Para o médico, a transparência sobre esse ponto não é uma crítica à tecnologia, mas uma responsabilidade ética com as pacientes. Mulheres e casais em tratamento de fertilidade estão em um momento de grande vulnerabilidade emocional e financeira, e merecem informação precisa sobre o que cada recurso pode oferecer de fato. 

"Quando a IA representa um custo adicional, é fundamental que a paciente saiba exatamente qual benefício ela está adquirindo e em que contexto clínico esse benefício se aplica ao seu caso. Nossa missão é sempre colocar a informação correta acima de qualquer outra consideração", completa.
 

Uma tecnologia com futuro e com limites presentes 

O posicionamento do Dr. Alfonso está longe de ser pessimista em relação à inteligência artificial. Pelo contrário: ele reconhece o potencial transformador da tecnologia e acompanha de perto sua evolução no cenário global da medicina reprodutiva. O que defende é que o entusiasmo legítimo com as possibilidades futuras não obscureça a clareza sobre o que está disponível hoje. 

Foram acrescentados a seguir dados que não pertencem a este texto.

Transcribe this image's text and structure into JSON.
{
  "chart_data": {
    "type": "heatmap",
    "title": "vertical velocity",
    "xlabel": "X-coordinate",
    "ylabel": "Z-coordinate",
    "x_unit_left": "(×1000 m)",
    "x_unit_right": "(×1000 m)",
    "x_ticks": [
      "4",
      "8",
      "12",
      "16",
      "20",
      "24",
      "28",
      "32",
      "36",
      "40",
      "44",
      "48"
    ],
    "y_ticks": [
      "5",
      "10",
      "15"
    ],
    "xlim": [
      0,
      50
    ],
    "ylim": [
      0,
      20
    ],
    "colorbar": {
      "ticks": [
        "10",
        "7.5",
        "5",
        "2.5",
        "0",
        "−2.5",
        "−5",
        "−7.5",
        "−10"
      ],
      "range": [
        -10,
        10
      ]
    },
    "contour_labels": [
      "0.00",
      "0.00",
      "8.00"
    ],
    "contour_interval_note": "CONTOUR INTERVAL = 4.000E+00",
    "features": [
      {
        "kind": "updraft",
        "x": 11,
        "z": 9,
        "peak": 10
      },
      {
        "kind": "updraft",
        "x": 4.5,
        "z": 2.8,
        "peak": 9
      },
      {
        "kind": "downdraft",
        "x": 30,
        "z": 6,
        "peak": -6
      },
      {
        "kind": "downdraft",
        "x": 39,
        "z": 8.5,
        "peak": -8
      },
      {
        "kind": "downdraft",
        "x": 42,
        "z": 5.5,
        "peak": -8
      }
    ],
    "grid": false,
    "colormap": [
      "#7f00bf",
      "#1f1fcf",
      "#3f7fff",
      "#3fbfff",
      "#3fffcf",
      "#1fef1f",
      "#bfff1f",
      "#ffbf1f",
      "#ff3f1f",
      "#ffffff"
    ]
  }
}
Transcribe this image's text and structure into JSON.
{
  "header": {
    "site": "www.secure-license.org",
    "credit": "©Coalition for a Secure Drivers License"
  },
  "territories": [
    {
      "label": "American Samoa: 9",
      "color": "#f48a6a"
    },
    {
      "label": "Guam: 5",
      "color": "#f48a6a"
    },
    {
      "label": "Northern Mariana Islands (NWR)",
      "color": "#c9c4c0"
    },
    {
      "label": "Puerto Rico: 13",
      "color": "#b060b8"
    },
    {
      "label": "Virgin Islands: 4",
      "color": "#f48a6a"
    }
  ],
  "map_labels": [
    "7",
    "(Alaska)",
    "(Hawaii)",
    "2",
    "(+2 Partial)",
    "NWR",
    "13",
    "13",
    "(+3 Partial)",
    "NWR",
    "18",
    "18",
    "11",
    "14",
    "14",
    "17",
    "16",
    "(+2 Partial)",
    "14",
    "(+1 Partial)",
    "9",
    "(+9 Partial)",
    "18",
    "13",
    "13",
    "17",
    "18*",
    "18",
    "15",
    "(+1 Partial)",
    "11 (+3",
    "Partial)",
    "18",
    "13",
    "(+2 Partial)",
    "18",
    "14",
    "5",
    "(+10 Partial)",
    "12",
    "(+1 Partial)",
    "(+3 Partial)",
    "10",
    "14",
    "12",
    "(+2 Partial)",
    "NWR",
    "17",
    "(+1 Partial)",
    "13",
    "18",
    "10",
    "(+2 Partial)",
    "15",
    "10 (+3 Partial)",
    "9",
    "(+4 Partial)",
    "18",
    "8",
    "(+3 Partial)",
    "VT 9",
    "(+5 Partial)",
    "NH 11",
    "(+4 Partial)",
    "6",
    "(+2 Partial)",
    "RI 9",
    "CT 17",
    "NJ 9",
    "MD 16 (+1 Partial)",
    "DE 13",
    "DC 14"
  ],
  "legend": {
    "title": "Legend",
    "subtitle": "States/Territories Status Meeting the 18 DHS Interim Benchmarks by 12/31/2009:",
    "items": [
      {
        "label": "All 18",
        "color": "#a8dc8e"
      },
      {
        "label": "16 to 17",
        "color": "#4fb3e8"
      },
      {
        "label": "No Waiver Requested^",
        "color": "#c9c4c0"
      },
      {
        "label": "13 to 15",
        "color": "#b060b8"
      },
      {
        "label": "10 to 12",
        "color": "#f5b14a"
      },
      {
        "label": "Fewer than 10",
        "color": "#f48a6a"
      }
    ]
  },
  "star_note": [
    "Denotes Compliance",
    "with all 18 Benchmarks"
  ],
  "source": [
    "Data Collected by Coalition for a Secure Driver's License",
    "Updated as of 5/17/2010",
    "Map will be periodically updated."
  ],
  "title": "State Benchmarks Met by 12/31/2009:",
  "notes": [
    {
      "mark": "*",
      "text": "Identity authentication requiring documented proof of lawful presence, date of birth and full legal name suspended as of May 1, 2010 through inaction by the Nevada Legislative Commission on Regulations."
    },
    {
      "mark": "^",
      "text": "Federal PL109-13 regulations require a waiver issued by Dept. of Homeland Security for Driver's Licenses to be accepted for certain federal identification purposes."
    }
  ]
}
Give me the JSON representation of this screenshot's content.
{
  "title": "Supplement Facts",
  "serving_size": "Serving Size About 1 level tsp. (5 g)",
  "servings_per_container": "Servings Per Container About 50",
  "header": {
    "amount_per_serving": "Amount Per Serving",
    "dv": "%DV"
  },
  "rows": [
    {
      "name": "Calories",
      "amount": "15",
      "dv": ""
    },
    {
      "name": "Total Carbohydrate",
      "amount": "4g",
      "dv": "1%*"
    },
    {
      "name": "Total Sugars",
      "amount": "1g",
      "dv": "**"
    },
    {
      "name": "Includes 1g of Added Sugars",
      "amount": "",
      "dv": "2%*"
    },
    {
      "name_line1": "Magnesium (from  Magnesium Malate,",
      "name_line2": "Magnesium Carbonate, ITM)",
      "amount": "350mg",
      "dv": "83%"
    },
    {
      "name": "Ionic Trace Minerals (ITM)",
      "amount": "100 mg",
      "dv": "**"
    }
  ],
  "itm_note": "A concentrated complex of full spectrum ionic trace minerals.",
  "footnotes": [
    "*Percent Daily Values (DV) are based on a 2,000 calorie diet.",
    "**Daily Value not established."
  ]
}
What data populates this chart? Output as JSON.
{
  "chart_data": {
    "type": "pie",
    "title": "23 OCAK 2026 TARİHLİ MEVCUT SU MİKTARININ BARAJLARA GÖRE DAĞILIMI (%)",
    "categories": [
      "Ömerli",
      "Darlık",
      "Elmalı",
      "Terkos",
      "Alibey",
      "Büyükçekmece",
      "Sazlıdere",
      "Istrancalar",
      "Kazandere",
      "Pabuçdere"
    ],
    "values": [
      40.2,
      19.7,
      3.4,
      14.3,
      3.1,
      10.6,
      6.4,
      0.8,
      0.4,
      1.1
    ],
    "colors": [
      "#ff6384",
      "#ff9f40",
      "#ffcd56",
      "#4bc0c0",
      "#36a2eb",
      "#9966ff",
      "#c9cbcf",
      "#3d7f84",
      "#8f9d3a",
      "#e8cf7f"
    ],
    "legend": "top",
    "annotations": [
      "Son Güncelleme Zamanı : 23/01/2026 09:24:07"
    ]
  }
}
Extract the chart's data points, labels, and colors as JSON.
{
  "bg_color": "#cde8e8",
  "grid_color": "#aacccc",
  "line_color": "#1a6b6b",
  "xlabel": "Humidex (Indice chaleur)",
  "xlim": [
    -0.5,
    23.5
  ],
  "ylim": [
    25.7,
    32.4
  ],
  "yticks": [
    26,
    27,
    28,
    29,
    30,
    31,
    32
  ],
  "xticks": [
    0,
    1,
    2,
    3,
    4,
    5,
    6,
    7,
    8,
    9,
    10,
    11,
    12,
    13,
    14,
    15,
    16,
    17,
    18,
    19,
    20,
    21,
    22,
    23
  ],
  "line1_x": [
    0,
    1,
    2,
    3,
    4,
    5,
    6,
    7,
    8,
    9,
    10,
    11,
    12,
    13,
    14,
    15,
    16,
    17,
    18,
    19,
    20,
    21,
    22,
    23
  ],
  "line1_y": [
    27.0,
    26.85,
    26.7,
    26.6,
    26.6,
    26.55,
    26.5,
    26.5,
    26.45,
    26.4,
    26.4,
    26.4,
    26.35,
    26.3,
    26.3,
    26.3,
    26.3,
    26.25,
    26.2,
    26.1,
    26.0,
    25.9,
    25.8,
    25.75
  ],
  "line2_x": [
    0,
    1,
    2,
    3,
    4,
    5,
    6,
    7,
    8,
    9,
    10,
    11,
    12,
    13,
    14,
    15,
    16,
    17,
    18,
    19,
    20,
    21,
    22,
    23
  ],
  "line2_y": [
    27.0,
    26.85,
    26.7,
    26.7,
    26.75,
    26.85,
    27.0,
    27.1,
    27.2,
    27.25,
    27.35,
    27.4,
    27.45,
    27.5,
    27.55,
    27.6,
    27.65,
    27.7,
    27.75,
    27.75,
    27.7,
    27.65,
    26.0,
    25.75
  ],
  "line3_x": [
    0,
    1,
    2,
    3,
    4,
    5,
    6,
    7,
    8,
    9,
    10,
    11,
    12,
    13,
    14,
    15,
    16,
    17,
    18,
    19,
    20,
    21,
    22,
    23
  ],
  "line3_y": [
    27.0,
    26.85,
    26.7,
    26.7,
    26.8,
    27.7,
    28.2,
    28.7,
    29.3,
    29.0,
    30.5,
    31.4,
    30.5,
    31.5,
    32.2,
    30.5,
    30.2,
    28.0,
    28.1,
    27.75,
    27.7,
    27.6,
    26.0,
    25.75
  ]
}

Na Clínica Mãe, a IA integra um protocolo que sempre foi marcado pela individualização e pela humanização do atendimento — características que, para o Dr. Alfonso, nenhuma tecnologia substitui. Com mais de centenas de gravidezes de sucesso em 15 anos e pacientes recebidos de diversos países, a clínica segue referência justamente por equilibrar inovação e responsabilidade médica.

 

Dr. Alfonso Massaguer (CRM 97335 | RQE 42794) - formado pela Faculdade de Medicina da USP, com especialização pelo Hospital das Clínicas. Membro das sociedades americana e europeia de reprodução humana, fundou e dirige a Clínica Mãe — referência nacional e internacional no tratamento de infertilidade e em procedimentos de alta complexidade.